The forced removal of Mohammed Morsi has intensified the polarization of Egypt. To stop the country becoming ungovernable, all the political forces need to be brought into the transition process, says DW's Loay Mudhoon.
There's no question - the military coup centered on Defense Minister Abdel-Fattah el-Sissi was cleverly staged. Flanked by the highest religious authorities in the country - the Grand Sheikh Ahmed el-Tayeb of Al-Azhar University, Coptic Pope Tawadros II, the internationally respected opposition politician and Nobel Peace Prize laureate Mohammed ElBaradei, plus representatives of the Tamarod movement - the army chief announced the end of the failed presidency of Mohammed Morsi and the suspension of the constitution.
But this skilful staging cannot disguise the fact that this putsch against a democratically-elected president has set a dangerous precedent. It's by no means a "second revolution," as representatives of the anti-Morsi opposition movement claim.
Loay Mudhoon is an expert on the Islamic world at DW
The power struggle between the Islamist and "liberal" camps was not decided by the successful mass mobilization of June 30, but by the intervention of the army. We have found out since the events that the army leadership's decision to act against Morsi was taken some days before the mass protests.
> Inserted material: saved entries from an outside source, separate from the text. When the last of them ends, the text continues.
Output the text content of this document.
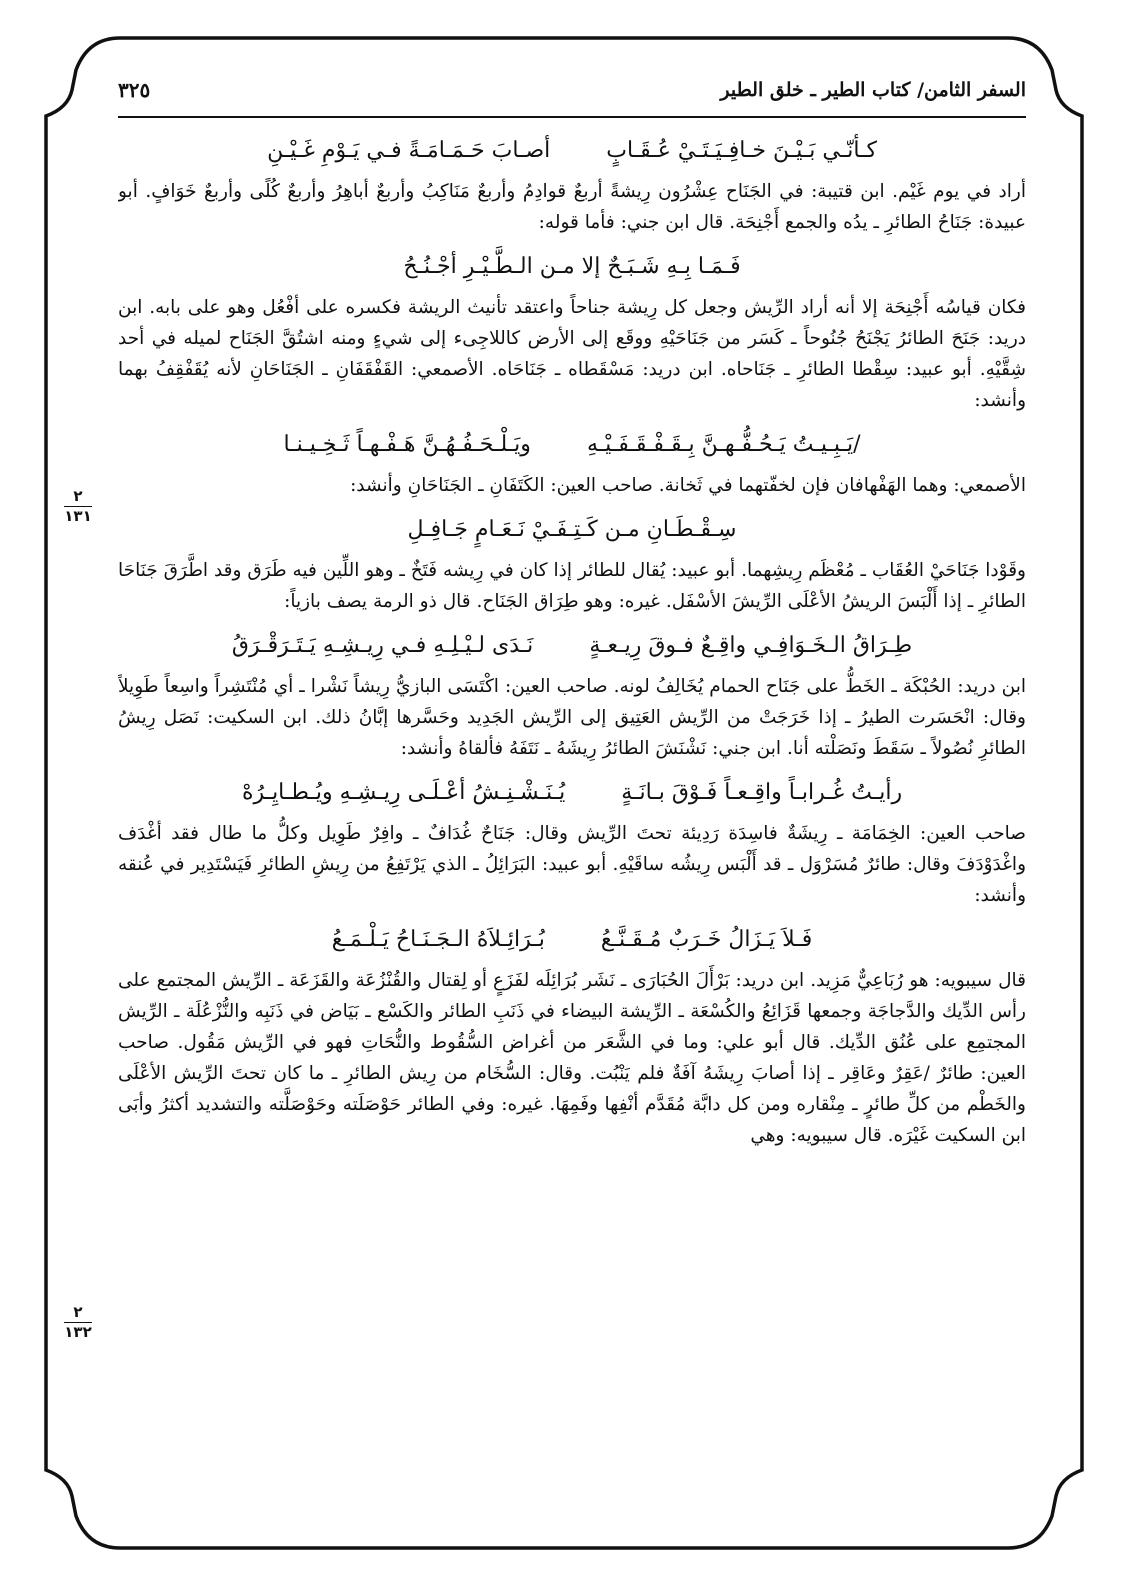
السفر الثامن/ كتاب الطير ـ خلق الطير
٣٢٥
٢
١٣١
٢
١٣٢
كـأنّـي بَـيْـنَ خـافِـيَـتَـيْ عُـقَـابٍ
أصـابَ حَـمَـامَـةً فـي يَـوْمِ غَـيْـنِ

أراد في يوم غَيْم. ابن قتيبة: في الجَنَاح عِشْرُون رِيشةً أربعٌ قوادِمُ وأربعٌ مَنَاكِبُ وأربعٌ أباهِرُ وأربعٌ كُلًى وأربعٌ خَوَافٍ. أبو عبيدة: جَنَاحُ الطائرِ ـ يدُه والجمع أَجْنِحَة. قال ابن جني: فأما قوله:

فَـمَـا بِـهِ شَـبَـحٌ إلا مـن الـطَّـيْـرِ أجْـنُـحُ

فكان قياسُه أَجْنِحَة إلا أنه أراد الرِّيش وجعل كل رِيشة جناحاً واعتقد تأنيث الريشة فكسره على أفْعُل وهو على بابه. ابن دريد: جَنَحَ الطائرُ يَجْنَحُ جُنُوحاً ـ كَسَر من جَنَاحَيْهِ ووقَع إلى الأرض كاللاجِىء إلى شيءٍ ومنه اشتُقَّ الجَنَاح لميله في أحد شِقَّيْهِ. أبو عبيد: سِقْطا الطائرِ ـ جَنَاحاه. ابن دريد: مَسْقَطاه ـ جَنَاحَاه. الأصمعي: القَفْقَفَانِ ـ الجَنَاحَانِ لأنه يُقَفْقِفُ بهما وأنشد:

/يَـبِـيـتُ يَـحُـفُّـهـنَّ بِـقَـفْـقَـفَـيْـهِ
ويَـلْـحَـفُـهُـنَّ هَـفْـهـاً ثَـخِـيـنـا

الأصمعي: وهما الهَفْهافان فإن لخفّتهما في ثَخانة. صاحب العين: الكَتَفَانِ ـ الجَنَاحَانِ وأنشد:

سِـقْـطَـانِ مـن كَـتِـفَـيْ نَـعَـامٍ جَـافِـلِ

وقَوْدا جَنَاحَيْ العُقَاب ـ مُعْظَم رِيشِهما. أبو عبيد: يُقال للطائر إذا كان في رِيشه فَتَخٌ ـ وهو اللِّين فيه طَرَق وقد اطَّرَقَ جَنَاحَا الطائرِ ـ إذا أَلْبَسَ الريشُ الأعْلَى الرِّيشَ الأسْفَل. غيره: وهو طِرَاق الجَنَاح. قال ذو الرمة يصف بازياً:

طِـرَاقُ الـخَـوَافِـي واقِـعٌ فـوقَ رِيـعـةٍ
نَـدَى لـيْـلِـهِ فـي رِيـشِـهِ يَـتَـرَقْـرَقُ

ابن دريد: الحُبْكَة ـ الخَطُّ على جَنَاح الحمام يُخَالِفُ لونه. صاحب العين: اكْتَسَى البازيُّ رِيشاً نَشْرا ـ أي مُنْتَشِراً واسِعاً طَوِيلاً وقال: انْحَسَرت الطيرُ ـ إذا خَرَجَتْ من الرِّيش العَتِيق إلى الرِّيش الجَدِيد وحَسَّرها إبَّانُ ذلك. ابن السكيت: نَصَل رِيشُ الطائرِ نُصُولاً ـ سَقَطَ ونَصَلْته أنا. ابن جني: نَشْنَشَ الطائرُ رِيشَهُ ـ نَتَفَهُ فألقاهُ وأنشد:

رأيـتُ غُـرابـاً واقِـعـاً فَـوْقَ بـانَـةٍ
يُـنَـشْـنِـشُ أعْـلَـى رِيـشِـهِ ويُـطـايِـرُهْ

صاحب العين: الخِمَامَة ـ رِيشَةٌ فاسِدَة رَدِيئة تحتَ الرِّيش وقال: جَنَاحٌ غُدَافٌ ـ وافِرٌ طَوِيل وكلُّ ما طال فقد أغْدَف واغْدَوْدَفَ وقال: طائرٌ مُسَرْوَل ـ قد أَلْبَس رِيشُه ساقَيْهِ. أبو عبيد: البَرَائِلُ ـ الذي يَرْتَفِعُ من رِيشِ الطائرِ فَيَسْتَدِير في عُنقه وأنشد:

فَـلاَ يَـزَالُ خَـرَبٌ مُـقَـنَّـعُ
بُـرَائِـلاَهُ الـجَـنَـاحُ يَـلْـمَـعُ

قال سيبويه: هو رُبَاعِيٌّ مَزِيد. ابن دريد: بَرْأَلَ الحُبَارَى ـ نَشَر بُرَائِلَه لفَزَعٍ أو لِقتال والقُنْزُعَة والقَزَعَة ـ الرِّيش المجتمع على رأس الدِّيك والدَّجاجَة وجمعها قَزَائِعُ والكُسْعَة ـ الرِّيشة البيضاء في ذَنَبِ الطائر والكَسْع ـ بَيَاض في ذَنَبِه والنُّزْعُلَة ـ الرِّيش المجتمِع على عُنُق الدِّيك. قال أبو علي: وما في الشَّعَر من أغراض السُّقُوط والنُّحَاتِ فهو في الرِّيش مَقُول. صاحب العين: طائرٌ /عَقِرٌ وعَاقِر ـ إذا أصابَ رِيشَهُ آفَةٌ فلم يَنْبُت. وقال: السُّخَام من رِيش الطائرِ ـ ما كان تحتَ الرِّيش الأعْلَى والخَطْم من كلِّ طائرٍ ـ مِنْقاره ومن كل دابَّة مُقَدَّم أنْفِها وفَمِهَا. غيره: وفي الطائر حَوْصَلَته وحَوْصَلَّته والتشديد أكثرُ وأبَى ابن السكيت غَيْرَه. قال سيبويه: وهي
Even the opportunistic participation of the Salafist al-Nour party, ("the Party of Light") as a representative of the Islamist camp in the militarily organized "disempowerment ceremony," does not change that. For this reason it is important that we give this seizure of power by the Egyptian military its rightful name: it was an illegal putsch and a blow to the democratization process.
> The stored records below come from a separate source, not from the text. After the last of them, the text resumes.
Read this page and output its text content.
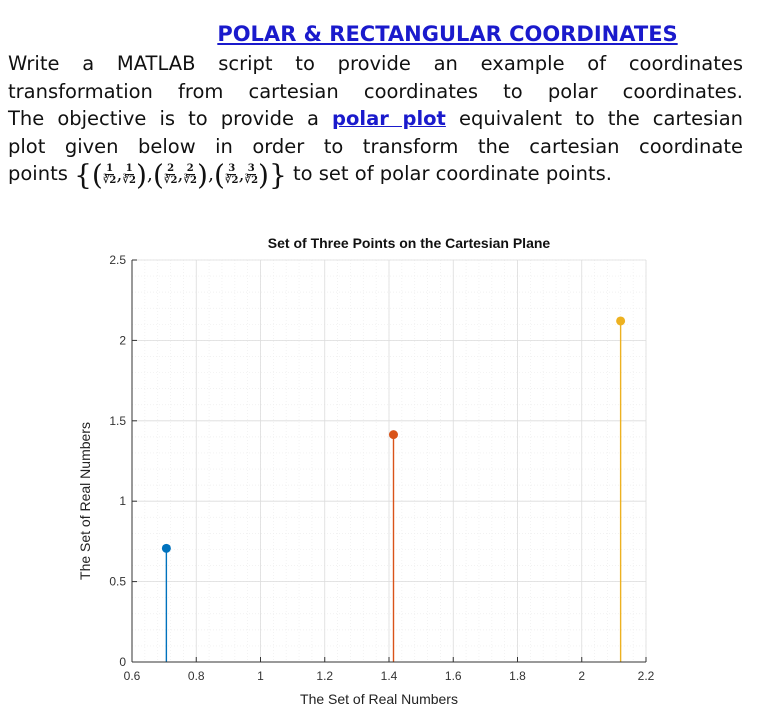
POLAR & RECTANGULAR COORDINATES
Write a MATLAB script to provide an example of coordinates
transformation from cartesian coordinates to polar coordinates.
The objective is to provide a polar plot equivalent to the cartesian
plot given below in order to transform the cartesian coordinate
points {( $\frac{1}{∛2}$ , $\frac{1}{∛2}$ ),( $\frac{2}{∛2}$ , $\frac{2}{∛2}$ ),( $\frac{3}{∛2}$ , $\frac{3}{∛2}$ )} to set of polar coordinate points.
0.6	0.8	1	1.2	1.4	1.6	1.8	2	2.2
0
0.5
1
1.5
2
2.5
Set of Three Points on the Cartesian Plane
The Set of Real Numbers
The Set of Real Numbers
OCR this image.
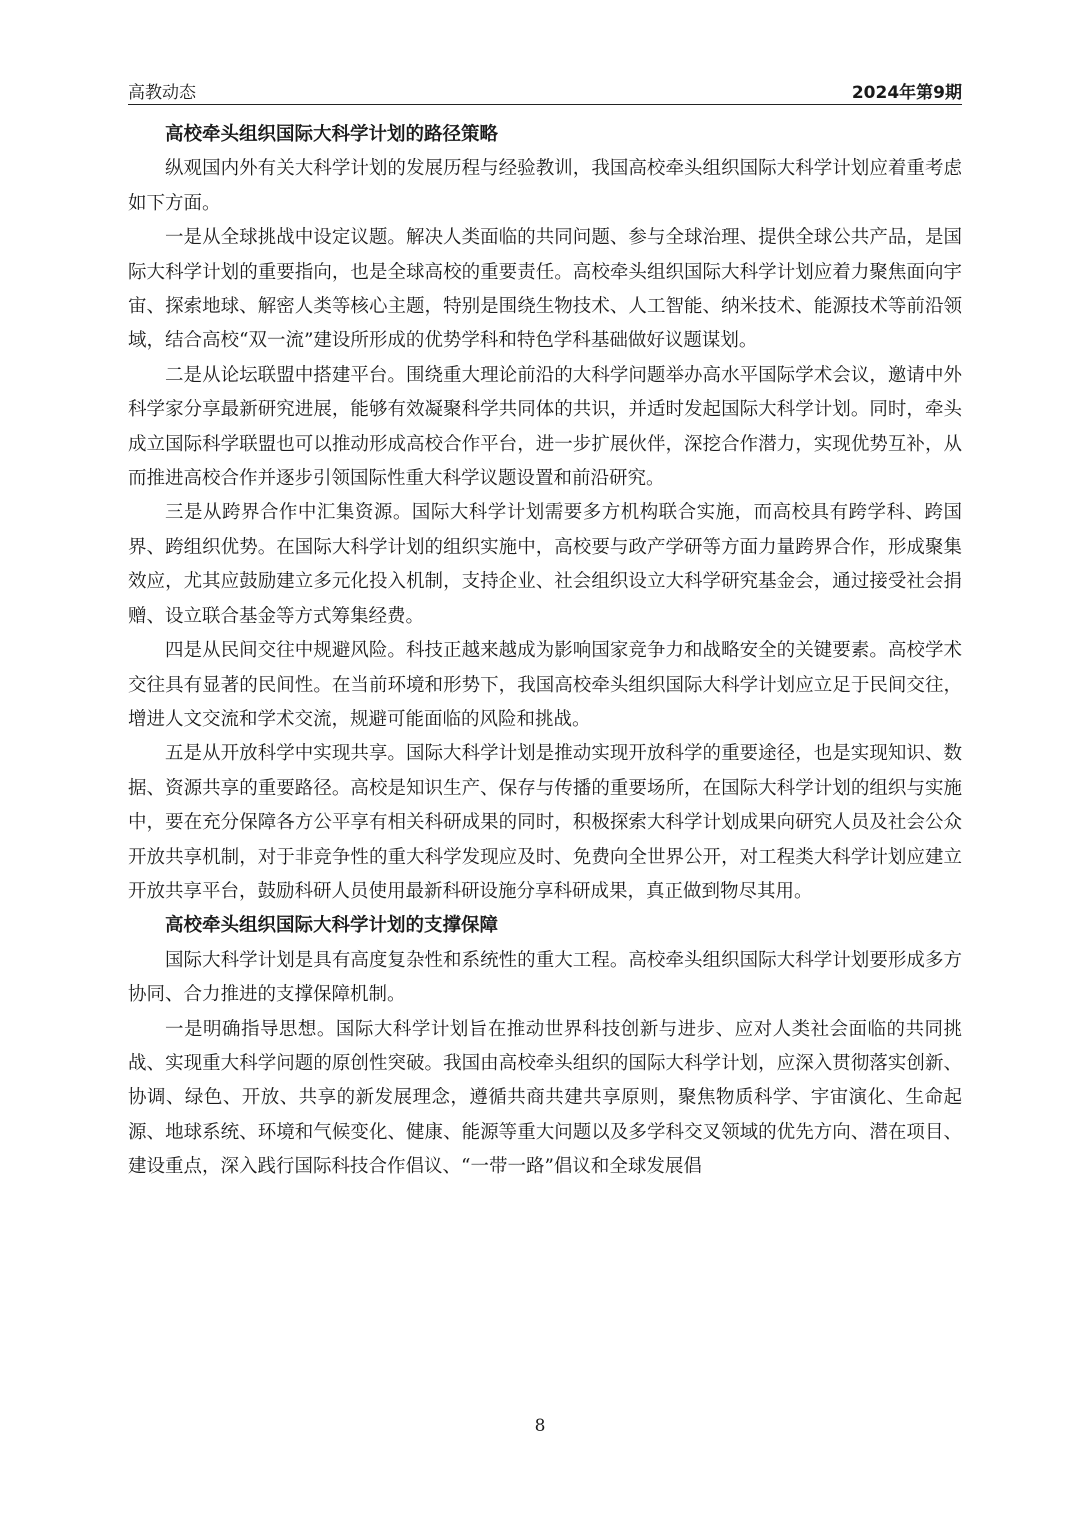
高教动态	2024年第9期
高校牵头组织国际大科学计划的路径策略

纵观国内外有关大科学计划的发展历程与经验教训，我国高校牵头组织国际大科学计划应着重考虑如下方面。

一是从全球挑战中设定议题。解决人类面临的共同问题、参与全球治理、提供全球公共产品，是国际大科学计划的重要指向，也是全球高校的重要责任。高校牵头组织国际大科学计划应着力聚焦面向宇宙、探索地球、解密人类等核心主题，特别是围绕生物技术、人工智能、纳米技术、能源技术等前沿领域，结合高校“双一流”建设所形成的优势学科和特色学科基础做好议题谋划。

二是从论坛联盟中搭建平台。围绕重大理论前沿的大科学问题举办高水平国际学术会议，邀请中外科学家分享最新研究进展，能够有效凝聚科学共同体的共识，并适时发起国际大科学计划。同时，牵头成立国际科学联盟也可以推动形成高校合作平台，进一步扩展伙伴，深挖合作潜力，实现优势互补，从而推进高校合作并逐步引领国际性重大科学议题设置和前沿研究。

三是从跨界合作中汇集资源。国际大科学计划需要多方机构联合实施，而高校具有跨学科、跨国界、跨组织优势。在国际大科学计划的组织实施中，高校要与政产学研等方面力量跨界合作，形成聚集效应，尤其应鼓励建立多元化投入机制，支持企业、社会组织设立大科学研究基金会，通过接受社会捐赠、设立联合基金等方式筹集经费。

四是从民间交往中规避风险。科技正越来越成为影响国家竞争力和战略安全的关键要素。高校学术交往具有显著的民间性。在当前环境和形势下，我国高校牵头组织国际大科学计划应立足于民间交往，增进人文交流和学术交流，规避可能面临的风险和挑战。

五是从开放科学中实现共享。国际大科学计划是推动实现开放科学的重要途径，也是实现知识、数据、资源共享的重要路径。高校是知识生产、保存与传播的重要场所，在国际大科学计划的组织与实施中，要在充分保障各方公平享有相关科研成果的同时，积极探索大科学计划成果向研究人员及社会公众开放共享机制，对于非竞争性的重大科学发现应及时、免费向全世界公开，对工程类大科学计划应建立开放共享平台，鼓励科研人员使用最新科研设施分享科研成果，真正做到物尽其用。

高校牵头组织国际大科学计划的支撑保障

国际大科学计划是具有高度复杂性和系统性的重大工程。高校牵头组织国际大科学计划要形成多方协同、合力推进的支撑保障机制。

一是明确指导思想。国际大科学计划旨在推动世界科技创新与进步、应对人类社会面临的共同挑战、实现重大科学问题的原创性突破。我国由高校牵头组织的国际大科学计划，应深入贯彻落实创新、协调、绿色、开放、共享的新发展理念，遵循共商共建共享原则，聚焦物质科学、宇宙演化、生命起源、地球系统、环境和气候变化、健康、能源等重大问题以及多学科交叉领域的优先方向、潜在项目、建设重点，深入践行国际科技合作倡议、“一带一路”倡议和全球发展倡

8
There is no doubt that Morsi showed himself incapable of governing what is the largest Arab country in the world. Above all, he failed dismally to unify this politically divided country and become the president of all Egyptians. This was probably no way around that, seeing that he was only elected by a narrow majority in the election a year ago.
On top of this, the apparent inability of his government to work efficiently to end the urgent economic problems affecting the population was also devastating. It did precious little to combat the high unemployment, inflation, and the shortage of fuel.
But was the army's intervention even necessary to cut short Morsi's tenure? When one considers that Morsi's authority was already eroding following the mega-demonstrations, one has to doubt it.
A questionable alliance against Morsi
Now it is clear that the anti-Morsi alliance has missed a historic chance to allow the Muslim Brotherhood - the main representatives of Islamism - to truly fail politically. Instead, the Islamists have been handed a chance to create a new myth of martyrdom for themselves. Following their experiences in Algeria in 1992, when army generals denied the Islamic Salvation Front an electoral victory, the Cairo Islamists of 2013 will be able to claim that whenever they win a democratic victory, they are forcibly removed.
It is also not at all clear whether the heterogeneous and chronically divided anti-Morsi opposition was in a position to challenge the Islamists politically. By refusing to take part in any dialogue with the ex-president, and by announcing that they were going to boycott the parliamentary elections planned in the spring, they contributed to the blockade that stalled the country. Their alliance with henchmen from the old, discredited Mubarak regime also throws up some uncomfortable questions.
If the so-called "anti-Morsi alliance" believes that the military was simply carrying out the will of the people and acting in the spirit of democracy, then it is simply naïve: the generals' main aim is to defend their privileges. The army is a well-known hive of corruption and controls at least a quarter of the Egyptian economy. And when it was in power during the first two years following Mubarak's fall, it completely failed in the administration of the state.
The removal of Morsi not only intensifies the polarization of Egypt. It threatens to make a country of some 90 million people completely ungovernable and places it on the edge of collapse. In order to stop that from coming about, all the political forces must be brought into a new transition process - especially the Muslim Brotherhood, which remains the best-organized power in the country. Any attempts to establish a new political order in a post-Morsi Egypt without them can have little chance of success.
For that reason, German and European governments should call for the witch hunt against the Muslim Brothers and their leadership to be stopped immediately - and for the generals to make good on their promises of a new constitution and imminent elections.